Blockchain, which provides smart contract audit tracking, is important in letting every involved party, such as the property manager, the insurer/broker, and the plow contractor, can know and verify what happens after each storm, Bennett explained. 

“Data vendors provide the real-time and historic snowfall data and those tallies go onto the blockchain,” he added. “It’s visible to anybody who wants to see a storm-by-storm accumulation of snow. They also immediately see the changes and corrections that come from data vendors. Weather data is often subject to revision and correction over time. These revisions are very common but can lead to disagreement between parties to the risk transaction. The audit function in the smart contract establishes a fundamental source of secure information demonstrating how the contract is progressing through the risk period and which party is driving any changes. Transparency inspires trust.”

As a former weatherman, Bennett appreciates the impact technology has had on the field of weather forecasting. Nowadays, he said, a five-day weather forecast is as accurate as a one-day forecast was in 1980. Reasonably accurate and useful forecasts can now extend up to 15 days forward, as well.

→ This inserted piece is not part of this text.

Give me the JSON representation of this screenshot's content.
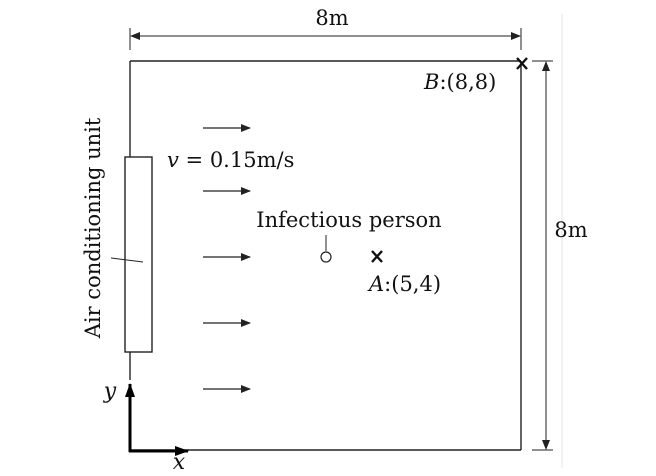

Technology has also improved the predictions for many hazardous weather conditions such as hurricanes, flash floods and tornadoes.

“Much of this advancement is due to computing processor power doubling every 1.5 years,” Bennett said. “Today’s processor is roughly four times more powerful than one from three years ago and 16 times more powerful than one from six years ago.

“For example, in 2010, my company (EarthRisk Technologies) was developing a long-range weather forecasting model. We suddenly realized that it would take us a full day to run one of the necessary calculations using the single server that we owned. We needed thousands of these calculations. It was going to take us over three years to run the model! We couldn’t simply buy more computers. Thankfully Amazon Web Services (AWS) was just coming onto the scene.  We pivoted our entire approach to technology and built our model on AWS. It ran in a matter of days instead of years.” 

According to Bennett, there are many cloud computing solutions available today that can make weather models more accurate and faster to create. These same solutions are being used by Demex to bring together financial models and weather models to create tools such as the Demex Climate Indicator and provide what Bennett calls “high-resolution risk management.”